Однажды в такую минуту в дверь протиснулся толстенький, красненький, словно переспелая вишня, вице-президент стальной компании. С повадками излучающей доброту и благопристойность немецкой фрау, с классическим профилем Зигфрида, с поднятыми в почтительном экстазе пухлыми ручками — он старался быть самим воплощением немецкой нации, призванной эпохой возродить великое искусство Европы. Вице-президент склонился к ручке актрисы, прислушался к тираде Мессии нового искусства, скосил взглядов сторону репортеров. И последние, без слов поняв господина вице-президента, оставили кабинет, пятясь спиной к двери и отвешивая поклоны.
— Вы — гений! — восторженно изрек господин вице-президент.— Вы наделены огромным талантом, это бесспорно. Но...— Он целомудренно, словно брал на то уроки в пансионе для благородных фрейлин, потупил глаза.— Но для осуществления планов обновления великого искусства нужна одна простая, прозаическая вещь. Необходимы деньги, уважаемый господин.
— Их дадите нам вы! — нежным, райским голосом вступила в беседу Эльга, подарив господину вице-президенту ослепительную улыбку.
Господин вице-президент поднял вверх белесые брови, наморщил высокий лоб.
— А известно ли вам, любезная фрау и достопочтенный герр, что расцвет искусства сопряжен с расцветом государственным...
— У вас марксистский подход!
— Да, я социал-демократ. И я таков, я должен заботиться об экономическом расцвете Германии... Я дам вам эти деньги.... не все, правда, но частично... А вы...
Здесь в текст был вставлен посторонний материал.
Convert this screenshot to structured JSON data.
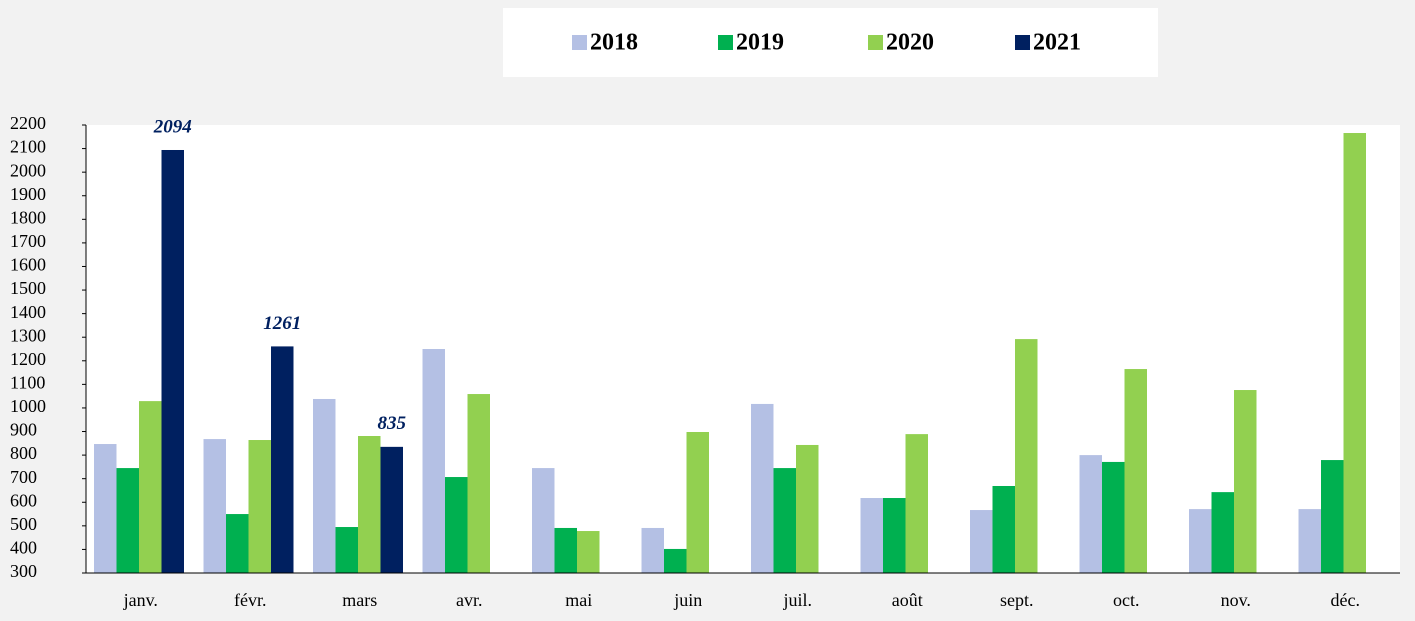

Он был бы не менее горячим проповедником нового искусства, чем Юткевич. Стоило вслушаться хоть бы в стиль его речи. Она изобиловала крылатыми афоризмами, меткими сравнениями, яркими метафорами, его красноречию мог бы позавидовать любой оратор. Стоило понаблюдать за мимикой его выразительного лица. Все отражалось на нем — и восторг от предвкушения победы, и огорчение от возможных временных неудач, и воображаемый полет в фантастическое завтра — в царство здорового буржуазного демократизма.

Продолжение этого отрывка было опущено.